There is no shortage of articles about the brutal work that the world's poor do to supply the companies that make consumer products. Occasionally, a horrific tragedy like the factory fire and collapse in Bangladesh will stir sympathies, but the day-to-day toughness of scratching out a living on the margins of society is hard to understand by reading statistics or hearing a couple of anecdotes.
Take this example. Uzbekistan is the world's third-largest cotton exporter. Their cotton goes into shirts everywhere. And to pick this cotton, the country's government has pressed schoolchildren into labor, according to human rights groups. Depending on the time of year and age of a worker, a cotton picker could have a daily quota of 50 kilograms (110 pounds) of raw cotton.
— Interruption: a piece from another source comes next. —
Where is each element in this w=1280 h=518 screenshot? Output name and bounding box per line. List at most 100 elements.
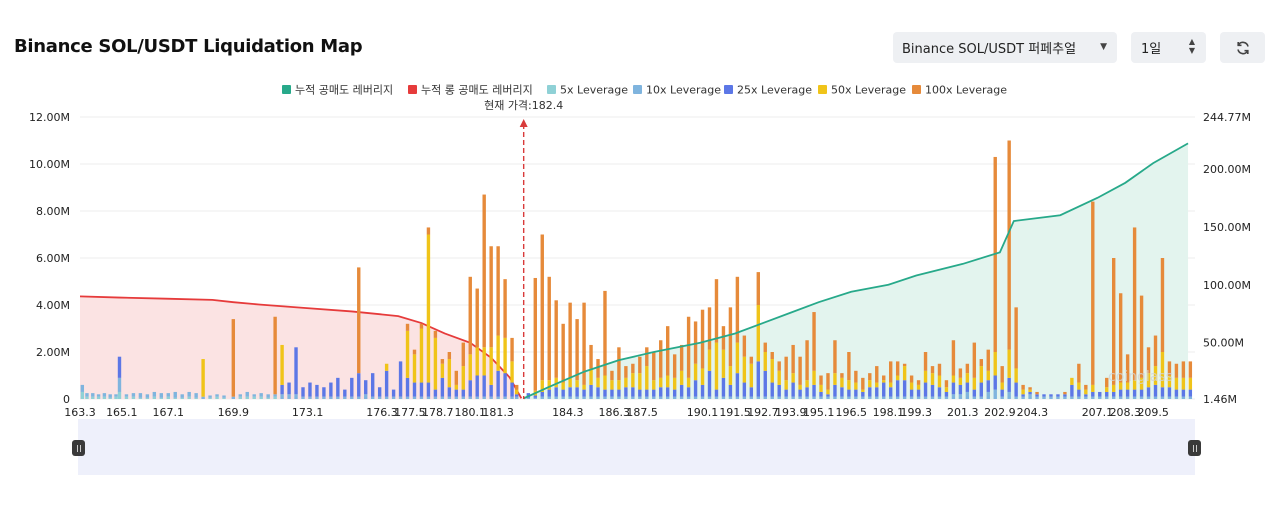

What's that mean? Is it possible to simulate the drudgery of the work? The designers at GameTheNews tried and, at least partially, succeeded. They created a simple game. There are two buttons. Both say pick cotton. And as you do, a bit of cotton -- between one and two grams -- goes into your pack. You can press the buttons quickly, but there is a short pause as your hand reaches into the pack. The fastest strategy is to switch from left to right button as fast as possible.
But once you've figured out the optimal strategy for speed, you realize: You will have to hit these buttons 30,000 times or something in order to fulfill your quota! It would take, the designers estimate, eight straight hours of hitting the buttons to "win" the game.
But there is no winning of course. No amount of speed or skill, no lifehacking or positive thinking could make the work more fun. It's just the 50 kilograms of cotton and the hours of work required to pick it for export.